Memories from the Tesla Production Hell

April 20, 2026

I talked about getting out of my comfort zone in my previous blog post. Today, I want to expand on it a bit more – talking about my time during Tesla’s “production hell”. For the uninitiated, this time in Tesla is defined as “a chaotic period from roughly 2017-2018 where the company almost went bankrupt trying to mass-produce the Model 3”. I would say as an employee, it was a lot more.

One day in 2018, me and every other employee woke up to an email from Elon Musk mandating that everyone drop everything and head to the factory to increase production. (We didn’t know it at the time, but later it was clear that we were only weeks away from bankruptcy if we had not hit a certain threshold of cars being built per week). So after training I showed up at the factory for my very first midnight shift, ready to report to the line supervisor.

My task was to install drive units into the car, something I had zero experience doing. I show up to this really dynamic line supervisor, efficiently assembling these units into the car, motivating production associates, and cracking jokes. I am personally quite reserved, so I was already intimidated. When he started outlining a million tasks, explaining quality expectations, and potential problems, this feeling only grew. In just a couple hours, he was ready to leave it all up to me so that he could finally get some sleep. Obviously, I panicked. I said to him, “Hey man…give me a bit more time. I don’t have all the experience you do. ”

He looks at me and starts laughing. “What are you talking about, dude?
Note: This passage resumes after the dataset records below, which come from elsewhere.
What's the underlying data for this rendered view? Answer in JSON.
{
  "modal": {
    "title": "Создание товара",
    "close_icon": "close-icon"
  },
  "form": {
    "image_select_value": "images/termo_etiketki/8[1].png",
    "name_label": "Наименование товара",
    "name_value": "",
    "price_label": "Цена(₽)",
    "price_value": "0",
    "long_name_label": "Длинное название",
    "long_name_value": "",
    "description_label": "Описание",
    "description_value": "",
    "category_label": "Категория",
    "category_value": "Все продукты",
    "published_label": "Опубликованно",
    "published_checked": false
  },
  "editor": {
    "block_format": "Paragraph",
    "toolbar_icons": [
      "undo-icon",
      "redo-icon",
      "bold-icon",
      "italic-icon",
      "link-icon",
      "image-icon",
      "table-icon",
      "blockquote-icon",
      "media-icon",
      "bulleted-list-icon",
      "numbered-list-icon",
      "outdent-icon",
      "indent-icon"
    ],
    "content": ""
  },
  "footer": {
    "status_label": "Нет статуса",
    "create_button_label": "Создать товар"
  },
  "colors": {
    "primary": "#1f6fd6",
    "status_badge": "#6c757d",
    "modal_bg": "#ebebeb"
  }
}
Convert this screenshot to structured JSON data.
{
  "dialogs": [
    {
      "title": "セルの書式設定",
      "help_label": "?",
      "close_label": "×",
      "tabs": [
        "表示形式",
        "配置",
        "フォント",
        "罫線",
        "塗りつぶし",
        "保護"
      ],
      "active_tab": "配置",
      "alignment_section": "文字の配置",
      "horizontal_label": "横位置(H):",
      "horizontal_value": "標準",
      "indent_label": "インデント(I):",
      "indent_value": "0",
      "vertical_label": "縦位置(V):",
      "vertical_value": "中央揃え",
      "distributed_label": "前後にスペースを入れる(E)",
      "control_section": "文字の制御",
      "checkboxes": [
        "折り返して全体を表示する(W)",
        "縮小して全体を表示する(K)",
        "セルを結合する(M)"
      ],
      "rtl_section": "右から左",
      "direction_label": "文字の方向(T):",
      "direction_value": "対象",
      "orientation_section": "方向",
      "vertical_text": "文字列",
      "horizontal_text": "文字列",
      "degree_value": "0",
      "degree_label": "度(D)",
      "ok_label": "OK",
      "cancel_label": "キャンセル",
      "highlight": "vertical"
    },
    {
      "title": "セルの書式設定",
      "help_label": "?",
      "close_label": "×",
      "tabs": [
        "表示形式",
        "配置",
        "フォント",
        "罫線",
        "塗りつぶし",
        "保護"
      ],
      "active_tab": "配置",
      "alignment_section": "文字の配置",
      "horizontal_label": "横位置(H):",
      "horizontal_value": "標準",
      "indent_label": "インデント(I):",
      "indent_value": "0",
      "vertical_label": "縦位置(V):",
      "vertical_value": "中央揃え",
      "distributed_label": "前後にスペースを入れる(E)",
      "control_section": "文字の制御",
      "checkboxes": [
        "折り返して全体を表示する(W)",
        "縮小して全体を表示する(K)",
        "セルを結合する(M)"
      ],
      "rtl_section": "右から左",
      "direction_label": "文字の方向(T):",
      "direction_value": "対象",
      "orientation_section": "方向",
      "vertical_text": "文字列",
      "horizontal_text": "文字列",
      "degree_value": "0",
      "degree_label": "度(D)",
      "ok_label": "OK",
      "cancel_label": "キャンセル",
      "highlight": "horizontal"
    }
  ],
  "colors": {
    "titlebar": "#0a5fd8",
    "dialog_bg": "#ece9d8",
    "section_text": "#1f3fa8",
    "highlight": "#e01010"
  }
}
My day job is actually designing antennas for our RF systems. I came here 2 days ago, too!” He assured me that I could do it (something that wasn’t quite reassuring at the time) and left.

This was my first time meeting Aycan Erentok, who is now the head of antenna engineering at Tesla, and a distinguished engineer honored by IEEE. Later on, he became one of my dearest friends and a close collaborator for many electronics projects down the road. We joke about how before he joined Tesla he was afraid to even change a light bulb in his home, but now he has no problem taking apart an entire dishwasher and fixing it.

Surprising myself, I got that job done. Over the next several weeks, I did many other things at the factory – assembling harnesses, doing quality inspections, buffing & fixing the cars for defects, and fully releasing cars to production, many things I had not done before. I met many different people from Tesla through this experience, from firmware to battery to paint engineers, and I formed bonds at the time that helped us achieve great things together in the future. There were no boundaries, and there were no hierarchies. You could be an intern running a line, with your own Director or VP under you as a volunteer — this is a really funny true story where a new intern sheepishly realized weeks later that the person he had been commanding at the line was the Sr Director of his org, 3 ranks up from him.

There was no politics; everybody respected everybody, and there was a shared sense of the big mission we were part of. That is the experience we carried forward when we went back to our regular work lives, something that helped us bond and collaborate for years after.